XHP, nadir görülen bir hipofiz bezi iltihaplanma sürecidir ve bir hasta baş ağrısı, panhipopituitarizm ile başvurursa ve intraoperatif olarak bir kistik lezyondan sarımsı sıvı drene edilmişse, ayırıcı tanılara dahil edilmelidir. Son raporlarla uyumlu olarak, vaka sunumumuz XHP'yi rüptüre kistik bir lezyonun neden olabileceği sekonder hipofizit olarak sınıflandırma önerisini de gösterebilir. Burada, rüptüre olmuş bir RCC'ye inflamatuar yanıt olarak gelişen XHP'si olan bir hasta sunuyoruz ve transsfenoidal cerrahi semptomlarda/hipofiz fonksiyonlarında iyileşme sağlamazken, baş ağrısı ilk yüksek doz metilprednizolon tedavisinden hemen sonra düzelmiştir.
Introduction
Hypophysitis (HP) is a rare disease which
develops secondary to chronic or acute inflammation of the pituitary gland and
may cause symptoms related to pituitary dysfunction and mass compression. HP
can be classified based on the anatomical location of pituitary involvement
(adenohypophysitis, infundibulo-neurohypophysitis, or panhypophysitis), the
etiology (primary or secondary), and the histopathology (lymphocytic,
granulomatous, xanthomatous, IgG4, necrotizing, or mixed forms). Lymphocytic HP
is the most common subtype of primary HP, while xanthomatous HP (XHP) is
considered the rarest form, with 35 reported cases, to date. In our report, we
describe a case with panhypopituitarism due to XHP secondary to the rupture of
an Rathke’s cleft cyst (RCC).
Clinical Case
A 35-year-old woman was initially admitted
to a Gynecology clinic with a 2-year history of amenorrhea and headache. She
was started on cabergoline 0.5 mg twice a week for macroprolactinoma. Due to
persistent amenorrhea with low gonadotropins, she was referred to our
Endocrinology clinic.

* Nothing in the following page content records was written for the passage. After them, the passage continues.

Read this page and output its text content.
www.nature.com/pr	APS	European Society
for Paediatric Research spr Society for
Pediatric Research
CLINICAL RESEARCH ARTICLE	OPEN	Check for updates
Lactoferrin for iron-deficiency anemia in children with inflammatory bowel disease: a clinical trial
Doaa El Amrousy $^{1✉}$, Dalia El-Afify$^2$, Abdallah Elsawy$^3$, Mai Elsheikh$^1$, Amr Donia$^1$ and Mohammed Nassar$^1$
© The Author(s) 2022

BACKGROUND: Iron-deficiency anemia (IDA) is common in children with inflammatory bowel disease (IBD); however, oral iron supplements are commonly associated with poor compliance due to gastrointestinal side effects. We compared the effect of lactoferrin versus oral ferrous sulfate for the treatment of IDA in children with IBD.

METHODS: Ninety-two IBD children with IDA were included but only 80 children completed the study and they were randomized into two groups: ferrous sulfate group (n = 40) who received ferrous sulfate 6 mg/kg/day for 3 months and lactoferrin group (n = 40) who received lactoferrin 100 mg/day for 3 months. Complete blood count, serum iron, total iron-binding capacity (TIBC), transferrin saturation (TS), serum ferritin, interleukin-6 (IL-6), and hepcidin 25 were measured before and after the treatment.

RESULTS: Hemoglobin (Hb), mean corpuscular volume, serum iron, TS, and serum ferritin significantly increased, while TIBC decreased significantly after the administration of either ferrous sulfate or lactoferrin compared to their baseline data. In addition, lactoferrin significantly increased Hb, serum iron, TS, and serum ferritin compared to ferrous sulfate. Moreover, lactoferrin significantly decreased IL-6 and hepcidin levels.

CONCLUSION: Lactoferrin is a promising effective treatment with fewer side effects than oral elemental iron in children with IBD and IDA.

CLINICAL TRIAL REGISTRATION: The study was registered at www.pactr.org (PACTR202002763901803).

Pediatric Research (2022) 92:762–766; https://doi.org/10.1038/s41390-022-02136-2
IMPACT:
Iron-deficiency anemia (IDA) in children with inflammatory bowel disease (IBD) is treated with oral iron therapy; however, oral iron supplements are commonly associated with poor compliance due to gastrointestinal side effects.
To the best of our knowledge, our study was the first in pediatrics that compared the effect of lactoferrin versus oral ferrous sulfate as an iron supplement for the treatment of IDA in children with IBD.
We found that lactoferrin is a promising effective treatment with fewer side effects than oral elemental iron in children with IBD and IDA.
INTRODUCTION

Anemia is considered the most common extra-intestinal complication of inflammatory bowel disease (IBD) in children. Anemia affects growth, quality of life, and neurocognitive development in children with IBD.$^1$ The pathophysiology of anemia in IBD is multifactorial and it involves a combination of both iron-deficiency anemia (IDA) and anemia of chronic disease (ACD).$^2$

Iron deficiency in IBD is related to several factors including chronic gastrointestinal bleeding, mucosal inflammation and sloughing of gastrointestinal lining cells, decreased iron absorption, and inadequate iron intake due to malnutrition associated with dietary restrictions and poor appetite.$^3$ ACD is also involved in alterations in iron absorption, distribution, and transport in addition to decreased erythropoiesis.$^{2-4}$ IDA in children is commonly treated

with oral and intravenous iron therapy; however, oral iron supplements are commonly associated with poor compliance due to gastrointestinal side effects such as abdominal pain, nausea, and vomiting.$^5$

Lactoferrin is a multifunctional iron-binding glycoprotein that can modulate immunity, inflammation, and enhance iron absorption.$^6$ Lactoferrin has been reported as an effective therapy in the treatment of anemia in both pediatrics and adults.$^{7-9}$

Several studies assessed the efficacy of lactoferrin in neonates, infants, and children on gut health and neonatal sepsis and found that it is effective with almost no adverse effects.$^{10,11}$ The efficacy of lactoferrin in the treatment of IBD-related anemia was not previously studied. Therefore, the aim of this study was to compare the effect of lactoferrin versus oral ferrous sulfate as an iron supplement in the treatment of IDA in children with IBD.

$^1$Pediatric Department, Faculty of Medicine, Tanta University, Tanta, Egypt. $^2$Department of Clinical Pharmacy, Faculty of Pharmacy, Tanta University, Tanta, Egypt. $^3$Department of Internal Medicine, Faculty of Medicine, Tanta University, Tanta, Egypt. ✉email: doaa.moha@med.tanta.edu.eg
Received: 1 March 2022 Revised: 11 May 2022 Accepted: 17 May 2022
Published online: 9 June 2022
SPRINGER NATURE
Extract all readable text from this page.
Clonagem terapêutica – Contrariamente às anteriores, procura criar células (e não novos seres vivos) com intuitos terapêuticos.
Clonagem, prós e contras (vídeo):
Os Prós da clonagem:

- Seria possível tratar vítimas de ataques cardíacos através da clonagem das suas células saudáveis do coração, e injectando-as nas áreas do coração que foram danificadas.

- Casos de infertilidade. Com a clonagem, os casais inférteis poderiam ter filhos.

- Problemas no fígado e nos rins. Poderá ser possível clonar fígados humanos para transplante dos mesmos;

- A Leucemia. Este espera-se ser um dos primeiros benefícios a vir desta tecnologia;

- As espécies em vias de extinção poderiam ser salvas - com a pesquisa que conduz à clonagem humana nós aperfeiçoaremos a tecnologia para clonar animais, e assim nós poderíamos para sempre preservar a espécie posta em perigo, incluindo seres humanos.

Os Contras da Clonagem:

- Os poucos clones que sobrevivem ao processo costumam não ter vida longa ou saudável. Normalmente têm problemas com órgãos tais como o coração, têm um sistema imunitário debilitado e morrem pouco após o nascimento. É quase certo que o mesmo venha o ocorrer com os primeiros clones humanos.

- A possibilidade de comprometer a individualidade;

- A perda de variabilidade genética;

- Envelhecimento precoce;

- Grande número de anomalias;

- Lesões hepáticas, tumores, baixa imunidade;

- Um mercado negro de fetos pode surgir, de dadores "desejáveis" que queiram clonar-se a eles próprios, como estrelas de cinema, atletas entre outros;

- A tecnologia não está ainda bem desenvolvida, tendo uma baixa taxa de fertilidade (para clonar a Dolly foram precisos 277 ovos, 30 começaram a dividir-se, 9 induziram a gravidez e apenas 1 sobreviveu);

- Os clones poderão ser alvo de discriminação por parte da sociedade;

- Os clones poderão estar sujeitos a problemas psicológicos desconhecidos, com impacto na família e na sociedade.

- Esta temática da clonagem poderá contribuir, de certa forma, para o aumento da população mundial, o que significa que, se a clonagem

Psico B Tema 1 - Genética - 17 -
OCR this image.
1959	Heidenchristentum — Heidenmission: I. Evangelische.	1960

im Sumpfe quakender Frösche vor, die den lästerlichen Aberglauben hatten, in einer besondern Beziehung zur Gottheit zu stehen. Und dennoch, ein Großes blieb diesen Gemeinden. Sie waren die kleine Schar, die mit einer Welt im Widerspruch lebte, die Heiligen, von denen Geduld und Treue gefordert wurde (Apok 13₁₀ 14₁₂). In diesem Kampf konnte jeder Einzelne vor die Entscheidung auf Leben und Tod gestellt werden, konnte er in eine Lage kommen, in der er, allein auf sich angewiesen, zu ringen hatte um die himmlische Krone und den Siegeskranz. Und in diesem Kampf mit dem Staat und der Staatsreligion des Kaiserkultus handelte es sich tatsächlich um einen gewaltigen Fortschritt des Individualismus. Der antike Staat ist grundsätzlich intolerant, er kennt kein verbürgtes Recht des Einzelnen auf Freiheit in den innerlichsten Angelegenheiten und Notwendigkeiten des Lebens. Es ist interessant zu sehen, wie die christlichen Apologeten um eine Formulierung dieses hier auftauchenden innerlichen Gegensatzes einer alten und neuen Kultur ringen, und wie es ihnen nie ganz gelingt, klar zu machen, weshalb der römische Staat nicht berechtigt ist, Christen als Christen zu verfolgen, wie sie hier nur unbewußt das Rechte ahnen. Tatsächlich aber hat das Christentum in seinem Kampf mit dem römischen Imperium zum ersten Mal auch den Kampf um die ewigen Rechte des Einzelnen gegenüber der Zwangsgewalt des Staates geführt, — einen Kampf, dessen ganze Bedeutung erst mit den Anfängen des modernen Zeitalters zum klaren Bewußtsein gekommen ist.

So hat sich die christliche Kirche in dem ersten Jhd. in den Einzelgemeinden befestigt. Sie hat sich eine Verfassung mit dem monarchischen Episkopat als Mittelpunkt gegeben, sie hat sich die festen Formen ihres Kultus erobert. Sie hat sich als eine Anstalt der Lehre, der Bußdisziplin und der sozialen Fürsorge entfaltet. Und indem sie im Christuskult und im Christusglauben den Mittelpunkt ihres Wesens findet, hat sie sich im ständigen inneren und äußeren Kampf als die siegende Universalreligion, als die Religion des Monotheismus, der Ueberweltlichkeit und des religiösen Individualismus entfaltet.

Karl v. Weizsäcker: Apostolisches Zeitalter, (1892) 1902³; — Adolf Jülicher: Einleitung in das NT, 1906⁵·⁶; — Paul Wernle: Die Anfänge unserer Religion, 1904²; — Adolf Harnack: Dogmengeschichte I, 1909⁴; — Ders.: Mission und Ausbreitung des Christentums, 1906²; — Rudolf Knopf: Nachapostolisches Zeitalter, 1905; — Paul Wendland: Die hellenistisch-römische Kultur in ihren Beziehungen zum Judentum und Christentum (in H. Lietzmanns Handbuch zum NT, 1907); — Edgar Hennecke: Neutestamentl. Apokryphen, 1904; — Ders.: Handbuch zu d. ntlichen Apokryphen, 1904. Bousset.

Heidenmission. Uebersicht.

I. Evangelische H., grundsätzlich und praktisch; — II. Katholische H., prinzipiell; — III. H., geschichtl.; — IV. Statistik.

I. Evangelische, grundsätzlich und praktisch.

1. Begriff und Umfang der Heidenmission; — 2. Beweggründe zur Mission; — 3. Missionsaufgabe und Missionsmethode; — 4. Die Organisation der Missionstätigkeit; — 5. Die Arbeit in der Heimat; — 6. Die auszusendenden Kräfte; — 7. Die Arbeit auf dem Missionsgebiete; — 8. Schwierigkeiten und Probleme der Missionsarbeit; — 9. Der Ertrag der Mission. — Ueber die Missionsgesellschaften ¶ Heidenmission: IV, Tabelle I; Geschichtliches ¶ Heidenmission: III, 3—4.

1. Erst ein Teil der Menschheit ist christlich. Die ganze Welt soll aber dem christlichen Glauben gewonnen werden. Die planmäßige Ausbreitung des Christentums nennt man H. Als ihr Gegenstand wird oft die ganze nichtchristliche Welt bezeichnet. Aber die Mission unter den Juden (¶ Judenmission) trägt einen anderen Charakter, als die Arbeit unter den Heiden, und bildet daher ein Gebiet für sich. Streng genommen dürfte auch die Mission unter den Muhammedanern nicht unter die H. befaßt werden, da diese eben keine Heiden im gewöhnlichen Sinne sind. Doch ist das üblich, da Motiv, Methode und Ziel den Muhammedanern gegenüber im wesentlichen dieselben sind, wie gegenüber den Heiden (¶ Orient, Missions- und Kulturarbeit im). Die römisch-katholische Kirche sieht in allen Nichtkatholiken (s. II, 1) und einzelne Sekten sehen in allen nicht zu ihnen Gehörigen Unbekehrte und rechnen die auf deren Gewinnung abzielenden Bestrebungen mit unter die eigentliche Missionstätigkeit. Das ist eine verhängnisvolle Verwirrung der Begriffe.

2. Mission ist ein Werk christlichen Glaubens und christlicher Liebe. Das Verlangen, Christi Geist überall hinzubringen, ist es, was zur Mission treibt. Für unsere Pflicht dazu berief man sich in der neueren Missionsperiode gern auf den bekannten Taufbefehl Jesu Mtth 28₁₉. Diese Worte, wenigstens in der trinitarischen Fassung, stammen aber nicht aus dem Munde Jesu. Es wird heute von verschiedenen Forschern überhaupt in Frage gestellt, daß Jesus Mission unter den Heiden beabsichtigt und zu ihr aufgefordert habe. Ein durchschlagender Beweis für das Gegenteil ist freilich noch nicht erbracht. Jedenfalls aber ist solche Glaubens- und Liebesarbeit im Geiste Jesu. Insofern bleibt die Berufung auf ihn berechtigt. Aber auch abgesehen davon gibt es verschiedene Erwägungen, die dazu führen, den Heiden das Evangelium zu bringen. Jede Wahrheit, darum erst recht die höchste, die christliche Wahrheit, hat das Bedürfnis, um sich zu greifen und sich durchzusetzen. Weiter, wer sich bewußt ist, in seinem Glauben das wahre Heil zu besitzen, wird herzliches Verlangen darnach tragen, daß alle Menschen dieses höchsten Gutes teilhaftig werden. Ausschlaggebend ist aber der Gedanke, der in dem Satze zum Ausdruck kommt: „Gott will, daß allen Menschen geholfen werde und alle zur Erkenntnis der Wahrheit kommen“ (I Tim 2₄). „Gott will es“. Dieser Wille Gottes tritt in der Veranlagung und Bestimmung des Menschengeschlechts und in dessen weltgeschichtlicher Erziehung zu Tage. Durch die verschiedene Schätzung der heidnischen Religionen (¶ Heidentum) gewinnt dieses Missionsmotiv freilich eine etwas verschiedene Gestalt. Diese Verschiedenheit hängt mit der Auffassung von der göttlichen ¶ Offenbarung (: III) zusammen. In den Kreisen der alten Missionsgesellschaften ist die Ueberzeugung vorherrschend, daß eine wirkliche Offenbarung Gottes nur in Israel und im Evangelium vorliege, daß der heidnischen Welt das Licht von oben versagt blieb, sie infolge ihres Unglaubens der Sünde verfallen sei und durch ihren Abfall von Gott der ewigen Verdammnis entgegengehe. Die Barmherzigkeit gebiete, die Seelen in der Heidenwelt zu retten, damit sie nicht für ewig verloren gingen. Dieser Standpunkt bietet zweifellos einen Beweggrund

Her pituitary function profile revealed
panhypopituitarism (Table 1) and a 13 x 11 x 12 mm sized sellar mass with
diffuse enhancement which sustained toward the infundibulum and dura was
observed on the gadolinium-enhanced pituitary MRI. The patient underwent an
endoscopic endonasal transsphenoidal approach for tumor resection and thick
yellowish fluid draining from the lesion was observed (Figure 1). The
histopathological diagnosis was reported as a rupture of an Rathke’s cleft cyst
and a xanthomatous hypophysitis. The surgery did not improve the
symptoms/pituitary functions, however, headache recovered immediately after the
first dose of high dose methylprednisolone treatment.
Conclusions
The exact mechanism by which XHP occurs
still remains unclear. The development of the characteristic histopathological
lesion which consists of lipid-laden “foamy” histiocytes and CD68 positive
macrophages has been previously attributed to the extension of an
autoimmune/lymphocytic spectrum. On the other hand, various recent case
presentations have reported to consider the inflammatory process of XHP related
to the rupture of a RCC.
XHP is an uncommon inflammatory process of
the pituitary gland which should be included in the differential diagnoses, if
a patient presents with headache, panhypopituitarism and if yellowish fluid is
drained from a cystic lesion intraoperatively. In agreement with the recent
reports, our case presentation may also indicate a recommendation to classify
XHP as secondary hypophysitis which could be caused by a ruptured cystic
lesion. Here, we present a patient with XHP which developed as an inflammatory
response to a ruptured RCC and the transsphenoidal surgery did not improve the
symptoms/pituitary functions, while headache recovered immediately after the
first dose of high dose methylprednisolone treatment.